O workshop que teve lugar imediatamente antes da exposição, e que é parte integrante do processo de montagem desta, dividiu-se, grosso-modo, em três fases a que chamámos, respectivamente: diário, transferir e projectar. Em cada uma delas foram discutidas questões diferentes e propostos exercícios específicos.
"Diário" é um bloco dedicado ao desenho enquanto espaço da intimidade e do segredo, da constituição individual, em que as narrativas pessoais, o registo do quotidiano vão de par com o pequeno formato, a economia de meios, uma forma de linguagem não raras vezes encriptada, a urgência do relato ou do testemunho - aqui, a linha é informal, o conteúdo é tudo e o resto é simplesmente o resultado das circunstâncias em que o desenho é feito.
"Transferir" refere-se ao desafio de traduzir e de transformar a linha num objecto tridimensional. Carrega consigo um sentido de realização, de corporização, inerente ao desenho enquanto projecto. Um desenho é de todas as formas um objecto tridimensional tal como os pensamentos e as ideias o são. Neste exercício, trabalhou-se a importância de utilizar desenhos como referência para outros desenhos. A escala, os materiais, a dimensão do desenho foram aferidos pelo valor da história que se quer contar. Aqui, o lápis foi posto de lado.
"Projectar" refere-se ao exercício de construir pelo desenho o sistema que articula o espaço físico e codificado da instalação. Por concomitância, a folha de papel é o espaço e o espaço é a folha de papel. Aqui não se trata de um exercício de escala, mas da projecção de um espaço interior, dotar a linha de um poder que articula e quebra o mundo em dois hemisférios.

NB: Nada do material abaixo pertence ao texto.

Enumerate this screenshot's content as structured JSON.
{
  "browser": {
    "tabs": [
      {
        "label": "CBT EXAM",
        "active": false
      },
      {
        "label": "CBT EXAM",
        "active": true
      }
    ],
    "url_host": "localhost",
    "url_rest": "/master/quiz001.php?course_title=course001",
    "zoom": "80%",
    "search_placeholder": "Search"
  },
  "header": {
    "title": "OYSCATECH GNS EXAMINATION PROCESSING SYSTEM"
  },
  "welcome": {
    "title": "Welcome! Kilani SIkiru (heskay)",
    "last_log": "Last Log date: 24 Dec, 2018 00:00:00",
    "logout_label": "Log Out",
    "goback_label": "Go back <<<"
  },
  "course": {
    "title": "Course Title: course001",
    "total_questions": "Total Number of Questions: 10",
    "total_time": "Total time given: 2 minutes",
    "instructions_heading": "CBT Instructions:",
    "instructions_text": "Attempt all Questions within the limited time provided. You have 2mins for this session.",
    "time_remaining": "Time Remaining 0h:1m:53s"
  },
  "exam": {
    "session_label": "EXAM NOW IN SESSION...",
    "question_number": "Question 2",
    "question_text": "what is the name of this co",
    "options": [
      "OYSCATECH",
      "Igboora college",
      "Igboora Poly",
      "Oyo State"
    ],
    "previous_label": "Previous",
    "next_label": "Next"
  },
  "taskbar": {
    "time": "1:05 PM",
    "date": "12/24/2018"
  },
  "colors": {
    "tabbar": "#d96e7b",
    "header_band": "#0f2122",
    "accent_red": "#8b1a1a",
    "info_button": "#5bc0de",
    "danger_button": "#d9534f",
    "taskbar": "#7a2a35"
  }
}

Mas porquê a linha? Porque uma linha pode ser entendida não somente como um elemento do desenho mas como algo que existe para além do desenho. Para o workshop, Diango Hernández partiu da tentativa de uma definição, em negativo e em positivo, do que será o desenho:
"Um desenho não pode ser um desenho se não conter uma linha;
Um desenho sem uma história na origem é talvez uma obra de arte mas não um desenho;
Uma obra sobre papel não é necessariamente um desenho;
Um desenho deve ser um plano, uma visão que dê corpo a alguma forma de futuro;
Um desenho é por natureza uma ferramenta;
Fazer um desenho é um acto de definição, conta um momento de mudança e de transformação; um pensamento transformado numa forma de linguagem muito simples; define duas áreas ou espaços; as linhas são limites, em mapas, na geopolítica: não nos esqueçamos de que os rios foram as primeiras fronteiras".
Na prática artística de Diango Hernández o desenho começou por ser uma forma de resistência e de sobrevivência mental, uma forma de recolha, de registo, de compreensão, percepção e de filtragem de um real em perda no período pós-revolucionário da sua Cuba natal, para se tornar numa forma de articulação e de projecção de conceitos e de ideias guiadas pela energia da utopia. As instalações de longo fôlego que vai construindo projecto após projecto propõem visões livres e rigorosas como só o desenho, liberto de uma função exclusiva e estreita de representação, pode criar.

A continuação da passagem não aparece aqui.